Why we’re dissatisfied
It’s hard to live in a striving culture. We have time to worry about things that someone trying to scare up her next meal can’t even begin to care about. I, for example, look in the mirror and worry about my wrinkles. I know this is silly—I know that in emotionally wiser societies, wrinkles are cherished as a sign that you are now ready to support the younger generation with your wisdom.
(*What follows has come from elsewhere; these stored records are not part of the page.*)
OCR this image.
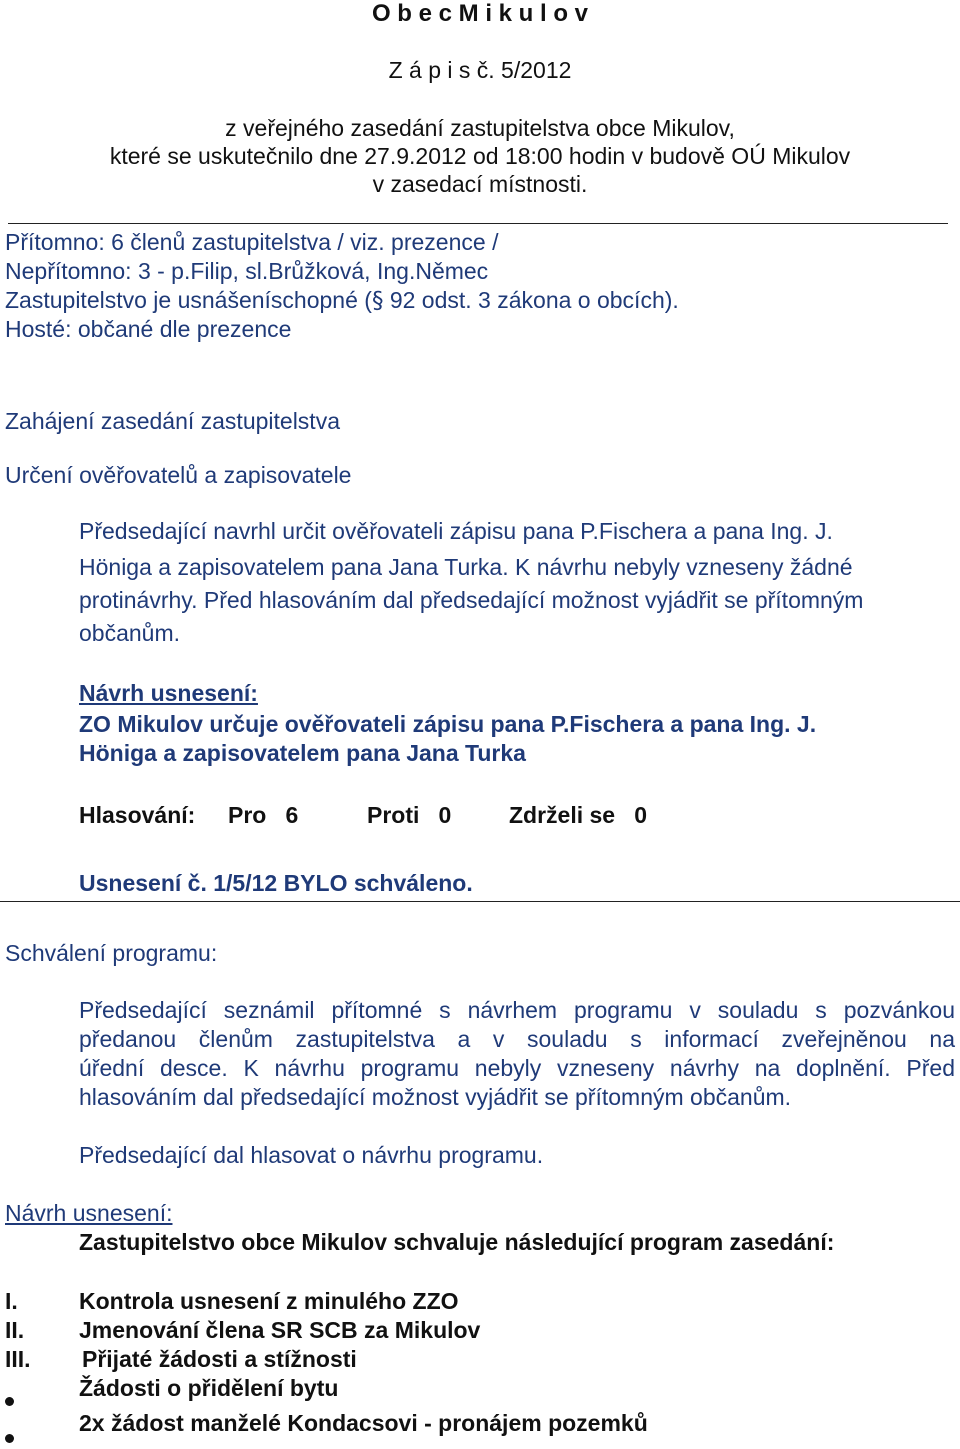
O b e c M i k u l o v
Z á p i s č. 5/2012
z veřejného zasedání zastupitelstva obce Mikulov,
které se uskutečnilo dne 27.9.2012 od 18:00 hodin v budově OÚ Mikulov
v zasedací místnosti.
Přítomno: 6 členů zastupitelstva / viz. prezence /
Nepřítomno: 3 - p.Filip, sl.Brůžková, Ing.Němec
Zastupitelstvo je usnášeníschopné (§ 92 odst. 3 zákona o obcích).
Hosté: občané dle prezence
Zahájení zasedání zastupitelstva
Určení ověřovatelů a zapisovatele
Předsedající navrhl určit ověřovateli zápisu pana P.Fischera a pana Ing. J.
Höniga a zapisovatelem pana Jana Turka. K návrhu nebyly vzneseny žádné
protinávrhy. Před hlasováním dal předsedající možnost vyjádřit se přítomným
občanům.
Návrh usnesení:
ZO Mikulov určuje ověřovateli zápisu pana P.Fischera a pana Ing. J.
Höniga a zapisovatelem pana Jana Turka
Hlasování: Pro   6	Proti   0	Zdrželi se   0
Usnesení č. 1/5/12 BYLO schváleno.
Schválení programu:
Předsedající seznámil přítomné s návrhem programu v souladu s pozvánkou
předanou členům zastupitelstva a v souladu s informací zveřejněnou na
úřední desce. K návrhu programu nebyly vzneseny návrhy na doplnění. Před
hlasováním dal předsedající možnost vyjádřit se přítomným občanům.
Předsedající dal hlasovat o návrhu programu.
Návrh usnesení:
Zastupitelstvo obce Mikulov schvaluje následující program zasedání:
I.	Kontrola usnesení z minulého ZZO
II. Jmenování člena SR SCB za Mikulov
III. Přijaté žádosti a stížnosti
Žádosti o přidělení bytu
2x žádost manželé Kondacsovi - pronájem pozemků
But worry I do, because I live in a striving society and one of the things we’re striving for is beauty and continued youth.
But when I read about people wanting to pick and choose the positive things about traditional cultures and impose them on ours, I can’t help but think that they’re going about it all wrong.
What we want from those cultures is something that is sitting right in front of us, waiting for us to recognize it: We want our kids to be happy, grow up healthy with strong friendships and family bonds, and live meaningful lives. But we don’t have to deny the fundamental good aspects of our culture in order to achieve those goals.
From Fiji to California
Here’s what I take away from that Fijian grandmother: I am aware that helicopter parenting can be damaging to kids, and I try not to do it. But when I’m not paying direct attention to my kids, I’m not (usually) sitting in front of the TV with my feet up. My kids see me striving, they see me taking part in our Maker culture, they see me taking part in discussions with friends and family about what it means to be a citizen of our modern world and how to be a good parent within our context.
And when my kids aren’t hanging out outside (which is important!), they are also taking part in our striving culture, hopefully getting the best of it while learning to resist its negative influences.
Healthy parenting, in our culture, requires that we build on our successes, while at the same time try to improve how we’re parenting in order to do better.
It’s a tall order, but that’s life in a striving culture. If you’d rather your children grow up to be happy consumers, best you hope that some of the rest of us are raising our children to be strivers. Those are the people who are going to cure ebola, slow global warming, and yes, create new and better entertainment options for when we’re grandmas and we want to spend (some of) our time with our feet up!